牧さんは、大阪四季劇場で上演中*の劇団四季ミュージカル『オペラ座の怪人』では、クリスティーヌ・ダーエ役の1人として出演しています(写真『オペラ座の怪人』・手前右)。
*2023年8月27日千秋楽

日々課題と向き合う

 「毎公演で達成感を感じる余裕はありません」と舞台のキラキラしたイメージからは意外な言葉。「『あの場面はもっとこうすればよかった』と後悔しない日はないし、『今日は完璧にできた』と思う日が訪れたらそこで成長が止まってしまう気がするんです。プロだからこそ楽観的な気持ちでは取り組みません」と真剣な表情で続けます。「でも、観に来てくださった方から拍手やメッセージをもらうときは本当に嬉しくてやりがいを感じる瞬間で、『むしろ私こそありがとうございます』という気持ちでいっぱいです」と顔をほころばせていました。

大学で得たもの


大学主催のオペラに出演する牧さん(左)

 一番は人との出会いかもしれない、と微笑む牧さん。「大教大で出会った人に共通する特徴として『人柄の良さ』というのがあって、自分の意志をもって前に進める人や、人を敬う心を常に持ち続けている人ばかり」。
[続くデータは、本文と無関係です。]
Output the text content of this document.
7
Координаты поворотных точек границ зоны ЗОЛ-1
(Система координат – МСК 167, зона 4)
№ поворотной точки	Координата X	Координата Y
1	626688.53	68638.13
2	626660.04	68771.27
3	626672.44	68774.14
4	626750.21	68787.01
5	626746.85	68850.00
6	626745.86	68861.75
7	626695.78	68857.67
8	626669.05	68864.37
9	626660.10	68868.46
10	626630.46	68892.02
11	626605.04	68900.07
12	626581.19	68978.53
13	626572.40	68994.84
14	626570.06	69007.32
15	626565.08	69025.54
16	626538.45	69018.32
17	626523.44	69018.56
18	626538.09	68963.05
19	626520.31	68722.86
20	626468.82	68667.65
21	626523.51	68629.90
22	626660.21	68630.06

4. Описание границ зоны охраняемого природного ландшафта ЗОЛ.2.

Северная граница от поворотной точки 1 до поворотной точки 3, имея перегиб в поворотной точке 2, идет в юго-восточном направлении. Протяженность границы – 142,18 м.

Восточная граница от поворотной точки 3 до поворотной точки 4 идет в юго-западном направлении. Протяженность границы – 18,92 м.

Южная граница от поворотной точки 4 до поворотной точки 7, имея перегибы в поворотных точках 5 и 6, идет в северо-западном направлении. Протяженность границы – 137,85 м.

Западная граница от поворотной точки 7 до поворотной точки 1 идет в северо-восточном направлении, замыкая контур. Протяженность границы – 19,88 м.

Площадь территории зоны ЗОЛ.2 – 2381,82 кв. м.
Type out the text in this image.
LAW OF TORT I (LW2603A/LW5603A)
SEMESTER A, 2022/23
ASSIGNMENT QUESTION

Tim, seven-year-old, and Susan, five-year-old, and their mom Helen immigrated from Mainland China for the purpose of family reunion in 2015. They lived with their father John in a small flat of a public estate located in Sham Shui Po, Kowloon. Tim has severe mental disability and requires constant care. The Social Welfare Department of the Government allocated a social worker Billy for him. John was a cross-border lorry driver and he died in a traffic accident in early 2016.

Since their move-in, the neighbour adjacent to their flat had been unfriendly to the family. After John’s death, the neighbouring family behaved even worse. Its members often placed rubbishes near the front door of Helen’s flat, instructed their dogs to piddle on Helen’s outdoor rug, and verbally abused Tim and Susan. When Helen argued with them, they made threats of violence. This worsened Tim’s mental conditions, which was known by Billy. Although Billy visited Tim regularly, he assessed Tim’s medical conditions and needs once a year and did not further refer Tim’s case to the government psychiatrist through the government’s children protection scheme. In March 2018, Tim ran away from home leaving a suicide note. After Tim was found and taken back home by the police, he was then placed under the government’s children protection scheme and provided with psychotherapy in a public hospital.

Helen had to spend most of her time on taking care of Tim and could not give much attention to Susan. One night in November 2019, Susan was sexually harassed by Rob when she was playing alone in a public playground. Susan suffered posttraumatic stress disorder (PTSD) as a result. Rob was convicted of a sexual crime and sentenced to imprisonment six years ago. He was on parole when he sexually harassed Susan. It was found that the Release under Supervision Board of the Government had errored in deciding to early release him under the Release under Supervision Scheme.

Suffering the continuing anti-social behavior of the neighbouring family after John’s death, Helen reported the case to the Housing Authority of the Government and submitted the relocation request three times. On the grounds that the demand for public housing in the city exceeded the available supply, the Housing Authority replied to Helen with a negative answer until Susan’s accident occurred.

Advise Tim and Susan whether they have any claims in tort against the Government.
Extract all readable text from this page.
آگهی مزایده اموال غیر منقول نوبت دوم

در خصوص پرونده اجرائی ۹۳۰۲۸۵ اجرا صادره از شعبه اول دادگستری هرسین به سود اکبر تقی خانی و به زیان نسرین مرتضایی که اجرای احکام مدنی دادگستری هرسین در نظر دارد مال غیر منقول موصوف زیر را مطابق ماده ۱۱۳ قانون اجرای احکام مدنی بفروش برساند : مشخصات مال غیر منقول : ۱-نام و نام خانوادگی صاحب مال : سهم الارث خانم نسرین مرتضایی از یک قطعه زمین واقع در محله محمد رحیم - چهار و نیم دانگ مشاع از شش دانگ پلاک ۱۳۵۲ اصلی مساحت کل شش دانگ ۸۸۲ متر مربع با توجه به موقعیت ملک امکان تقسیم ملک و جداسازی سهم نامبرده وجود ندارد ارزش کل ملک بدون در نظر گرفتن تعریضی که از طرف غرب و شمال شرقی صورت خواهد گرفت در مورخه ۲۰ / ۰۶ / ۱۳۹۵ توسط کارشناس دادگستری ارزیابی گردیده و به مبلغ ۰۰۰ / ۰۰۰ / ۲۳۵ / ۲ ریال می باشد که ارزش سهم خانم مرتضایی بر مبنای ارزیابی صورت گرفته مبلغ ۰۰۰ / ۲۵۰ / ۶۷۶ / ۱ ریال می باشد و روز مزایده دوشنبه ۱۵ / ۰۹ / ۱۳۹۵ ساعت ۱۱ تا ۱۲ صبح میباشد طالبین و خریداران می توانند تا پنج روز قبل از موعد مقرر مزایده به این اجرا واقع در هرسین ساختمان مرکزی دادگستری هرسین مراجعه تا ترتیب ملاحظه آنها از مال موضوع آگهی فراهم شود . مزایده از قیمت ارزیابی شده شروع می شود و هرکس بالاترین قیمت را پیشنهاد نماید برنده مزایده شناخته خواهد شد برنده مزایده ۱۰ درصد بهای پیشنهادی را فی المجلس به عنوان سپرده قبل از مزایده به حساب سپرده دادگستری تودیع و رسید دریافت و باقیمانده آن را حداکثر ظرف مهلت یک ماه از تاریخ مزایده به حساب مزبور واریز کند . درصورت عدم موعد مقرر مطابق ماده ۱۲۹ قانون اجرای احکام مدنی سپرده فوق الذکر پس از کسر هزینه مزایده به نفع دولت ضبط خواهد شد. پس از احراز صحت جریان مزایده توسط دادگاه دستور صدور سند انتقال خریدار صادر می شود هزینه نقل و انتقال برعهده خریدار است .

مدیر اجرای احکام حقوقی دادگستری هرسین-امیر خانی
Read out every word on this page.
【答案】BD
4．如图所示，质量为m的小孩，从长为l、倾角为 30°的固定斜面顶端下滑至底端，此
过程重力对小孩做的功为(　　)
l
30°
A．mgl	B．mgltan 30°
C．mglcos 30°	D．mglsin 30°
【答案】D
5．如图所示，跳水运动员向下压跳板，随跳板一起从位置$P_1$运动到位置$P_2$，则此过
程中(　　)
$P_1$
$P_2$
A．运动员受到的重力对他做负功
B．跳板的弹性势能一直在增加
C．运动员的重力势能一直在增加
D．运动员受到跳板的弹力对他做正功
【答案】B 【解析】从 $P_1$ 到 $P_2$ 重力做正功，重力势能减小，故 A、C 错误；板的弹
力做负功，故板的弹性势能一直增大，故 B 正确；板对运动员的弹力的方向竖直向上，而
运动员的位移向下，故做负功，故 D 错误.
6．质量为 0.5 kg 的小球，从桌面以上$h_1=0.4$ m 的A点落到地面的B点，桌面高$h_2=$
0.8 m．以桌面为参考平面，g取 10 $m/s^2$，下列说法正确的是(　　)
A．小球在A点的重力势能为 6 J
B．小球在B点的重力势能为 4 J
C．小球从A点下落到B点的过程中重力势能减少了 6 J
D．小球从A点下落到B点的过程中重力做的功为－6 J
また、ピアノやフルート、チェロなど、自身の専攻である声楽以外の分野を専攻する同級生と先生に囲まれて学んだことが、視野を広げることにもつながったといいます。「卒業後も、神代修先生にお声がけいただいて大学の芸術表現講座(音楽)主催のオペラ公演に出演したり、同級生が出演するリサイタルで心洗われる演奏を聴いたりと、長く続いているこの関係がとても大切です」

牧さんは、大阪教育大学芸術表現講座(音楽)主催のオペラ『フィガロの結婚』でバルバリーナ役を演じました。(写真「大学主催のオペラに出演する牧さん(左)」)。

いま意識していること・いつか挑戦したいこと


インタビューに応じる牧さん

 

 「松下電器産業創業者である松下幸之助さんの『学ぶ心さえあれば、万物すべてこれ我が師である。』という言葉すごく好きなんです」と牧さん。「劇団員になって間もない今は自分なりの型もないですし、演出の方々や先輩からのアドバイスだけでなく、どんな些細なことからも学ぶ心を忘れずに精一杯取り組みたいです。そして、周囲の方のアドバイスを柔軟に吸収して、自分なりの型をつくっていきたい。今は目の前のことに誠実に取り組んでいって、いつかは自分と同じような夢をもって頑張っている子たちに、自分の経験を生かして指導する形で力になれたら嬉しいです」

「TenYou ―天遊―」vol.58インタビュームービー


(2022年10月取材)
※掲載内容はすべて取材当時のものです。